I contacted a dr in Israel who does mcs, I would have to go to Israel and 3 months later to Switzerland , the cost of the tx is 36,000 not including air fair ...I copied the response to my neurologist, He said the tx is not very successful and they just want your money, This doc never worked w rsd but said he thinks he could try it:eek:,,,no thanks!


Debbie

Dear TOS8 - what are these acronyms you used? BMT, GVHD, VOD? I have CRPS with whole body symptoms so one could not transplant my whole body!

This may be off the subject as far as conditions---a couple of years ago my cousin Liz received stem cell treatment in Beijing, China to treat her ALS (not allowed in the states). She said after the treatment she felt better but passed away a little over a year afterwards. What is really strange is her younger brother during that 1.5 years, also caught ALS and died less than 6 months after his sisters death. I'm not sure stem cell treatment helped or not. She lived as long as the American doctor predicted regardless. I believe my cousins were contaminated as children. Their father was an officer in the military who moved the family all over the globe their entire lives, many military bases, several in 3rd world countries. Liz also served in the Army after college.

GVHD (Graft verses host desease) and VOD (veno occlusive disorder) BMT (Bone marrow transplant)
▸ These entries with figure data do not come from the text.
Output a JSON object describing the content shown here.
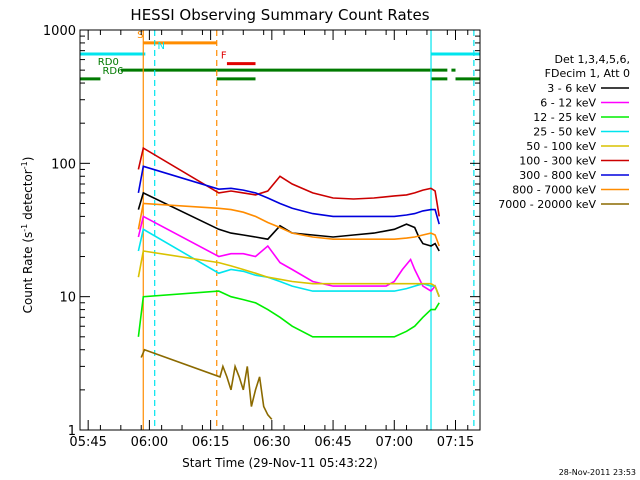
{
  "chart_data": {
    "type": "line",
    "title": "HESSI Observing Summary Count Rates",
    "xlabel": "Start Time (29-Nov-11 05:43:22)",
    "ylabel": "Count Rate (s",
    "ylabel_sup1": "-1",
    "ylabel_mid": " detector",
    "ylabel_sup2": "-1",
    "ylabel_end": ")",
    "yscale": "log",
    "ylim": [
      1,
      1000
    ],
    "y_ticks": [
      {
        "value": 1,
        "label": "1"
      },
      {
        "value": 10,
        "label": "10"
      },
      {
        "value": 100,
        "label": "100"
      },
      {
        "value": 1000,
        "label": "1000"
      }
    ],
    "xlim": [
      -2,
      96
    ],
    "x_ticks": [
      {
        "t": 0,
        "label": "05:45"
      },
      {
        "t": 15,
        "label": "06:00"
      },
      {
        "t": 30,
        "label": "06:15"
      },
      {
        "t": 45,
        "label": "06:30"
      },
      {
        "t": 60,
        "label": "06:45"
      },
      {
        "t": 75,
        "label": "07:00"
      },
      {
        "t": 90,
        "label": "07:15"
      }
    ],
    "legend_header": [
      "Det 1,3,4,5,6,",
      "FDecim 1, Att 0"
    ],
    "timestamp": "28-Nov-2011 23:53",
    "colors": {
      "axes": "#000000",
      "cyan": "#00e5ee",
      "orange": "#ff8c00",
      "red": "#e00000",
      "green": "#007a00"
    },
    "flags": [
      {
        "label": "S",
        "color": "#ff8c00",
        "level": 800,
        "segments": [
          [
            13.5,
            31.5
          ]
        ]
      },
      {
        "label": "N",
        "color": "#00e5ee",
        "level": 660,
        "segments": [
          [
            -2,
            14
          ],
          [
            84,
            96
          ]
        ]
      },
      {
        "label": "F",
        "color": "#e00000",
        "level": 560,
        "segments": [
          [
            34,
            41
          ]
        ]
      },
      {
        "label": "RD0",
        "color": "#007a00",
        "level": 500,
        "segments": [
          [
            8,
            88
          ],
          [
            89,
            90
          ]
        ]
      },
      {
        "label": "RD6",
        "color": "#007a00",
        "level": 430,
        "segments": [
          [
            -2,
            3
          ],
          [
            31.5,
            41
          ],
          [
            84,
            88
          ],
          [
            90,
            96
          ]
        ]
      }
    ],
    "vertical_lines": [
      {
        "t": 13.5,
        "color": "#ff8c00",
        "dash": false
      },
      {
        "t": 16.3,
        "color": "#00e5ee",
        "dash": true
      },
      {
        "t": 31.5,
        "color": "#ff8c00",
        "dash": true
      },
      {
        "t": 84,
        "color": "#00e5ee",
        "dash": false
      },
      {
        "t": 94.5,
        "color": "#00e5ee",
        "dash": true
      }
    ],
    "series": [
      {
        "name": "3 - 6 keV",
        "color": "#000000",
        "x": [
          12.3,
          13.5,
          32,
          35,
          38,
          41,
          44,
          47,
          50,
          55,
          60,
          65,
          70,
          75,
          78,
          80,
          81,
          82,
          84,
          85,
          86
        ],
        "y": [
          45,
          60,
          32,
          30,
          29,
          28,
          27,
          34,
          30,
          29,
          28,
          29,
          30,
          32,
          35,
          33,
          28,
          25,
          24,
          25,
          22
        ]
      },
      {
        "name": "6 - 12 keV",
        "color": "#ff00ff",
        "x": [
          12.3,
          13.5,
          32,
          35,
          38,
          41,
          44,
          47,
          50,
          55,
          60,
          65,
          70,
          73,
          75,
          77,
          79,
          80,
          82,
          84,
          85,
          86
        ],
        "y": [
          28,
          40,
          20,
          21,
          21,
          20,
          24,
          18,
          16,
          13,
          12,
          12,
          12,
          12,
          13,
          16,
          19,
          16,
          12,
          11,
          12,
          10
        ]
      },
      {
        "name": "12 - 25 keV",
        "color": "#00ee00",
        "x": [
          12.3,
          13.5,
          32,
          35,
          38,
          41,
          44,
          47,
          50,
          55,
          60,
          65,
          70,
          75,
          78,
          80,
          82,
          84,
          85,
          86
        ],
        "y": [
          5,
          10,
          11,
          10,
          9.5,
          9,
          8,
          7,
          6,
          5,
          5,
          5,
          5,
          5,
          5.5,
          6,
          7,
          8,
          8,
          9
        ]
      },
      {
        "name": "25 - 50 keV",
        "color": "#00e5ee",
        "x": [
          12.3,
          13.5,
          32,
          35,
          38,
          41,
          44,
          47,
          50,
          55,
          60,
          65,
          70,
          75,
          78,
          80,
          82,
          84,
          85,
          86
        ],
        "y": [
          22,
          32,
          15,
          16,
          15.5,
          14.5,
          14,
          13,
          12,
          11,
          11,
          11,
          11,
          11,
          11.5,
          12,
          12.5,
          12,
          12,
          10
        ]
      },
      {
        "name": "50 - 100 keV",
        "color": "#d9c200",
        "x": [
          12.3,
          13.5,
          32,
          35,
          38,
          41,
          44,
          47,
          50,
          55,
          60,
          65,
          70,
          75,
          78,
          80,
          82,
          84,
          85,
          86
        ],
        "y": [
          14,
          22,
          18,
          17,
          16,
          15,
          14,
          13.5,
          13,
          12.5,
          12.5,
          12.5,
          12.5,
          12.5,
          12.5,
          12.5,
          12.5,
          12.5,
          12,
          10
        ]
      },
      {
        "name": "100 - 300 keV",
        "color": "#cc0000",
        "x": [
          12.3,
          13.5,
          32,
          35,
          38,
          41,
          44,
          47,
          50,
          55,
          60,
          65,
          70,
          75,
          78,
          80,
          82,
          84,
          85,
          86
        ],
        "y": [
          90,
          130,
          60,
          62,
          60,
          58,
          62,
          80,
          70,
          60,
          55,
          54,
          55,
          57,
          58,
          60,
          63,
          65,
          62,
          40
        ]
      },
      {
        "name": "300 - 800 keV",
        "color": "#0000dd",
        "x": [
          12.3,
          13.5,
          32,
          35,
          38,
          41,
          44,
          47,
          50,
          55,
          60,
          65,
          70,
          75,
          78,
          80,
          82,
          84,
          85,
          86
        ],
        "y": [
          60,
          95,
          64,
          65,
          63,
          60,
          55,
          50,
          46,
          42,
          40,
          40,
          40,
          40,
          41,
          42,
          44,
          45,
          45,
          35
        ]
      },
      {
        "name": "800 - 7000 keV",
        "color": "#ff8c00",
        "x": [
          12.3,
          13.5,
          32,
          35,
          38,
          41,
          44,
          47,
          50,
          55,
          60,
          65,
          70,
          75,
          78,
          80,
          82,
          84,
          85,
          86
        ],
        "y": [
          32,
          50,
          46,
          45,
          43,
          40,
          36,
          33,
          30,
          28,
          27,
          27,
          27,
          27,
          27.5,
          28,
          29,
          30,
          29,
          24
        ]
      },
      {
        "name": "7000 - 20000 keV",
        "color": "#8b6a00",
        "x": [
          13,
          13.8,
          32.3,
          33,
          34,
          35,
          36,
          37,
          38,
          39,
          40,
          41,
          42,
          43,
          44,
          45
        ],
        "y": [
          3.5,
          4,
          2.5,
          3,
          2.5,
          2,
          3,
          2.5,
          2,
          3,
          1.5,
          2,
          2.5,
          1.5,
          1.3,
          1.2
        ]
      }
    ]
  }
}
When you have a stems cell transplant or a BMT they wipe out your whole entire system with a very HIGH dose chemo for 2 weeks, and its to completly knock everything out of your system, so all your counts are 0. Your stuck on isolation for sevral months because you cant catch a virus or you will die. You can get an infection and die, you can get fungeses that attack one of your organs and have complications or die.

The reason they will do a BMT or stem cell transplant when you have cancer or other blood disorders after treatment has failed is because its really the only way to knock the cancer out of your body and then they hope it doesnt return after transplant.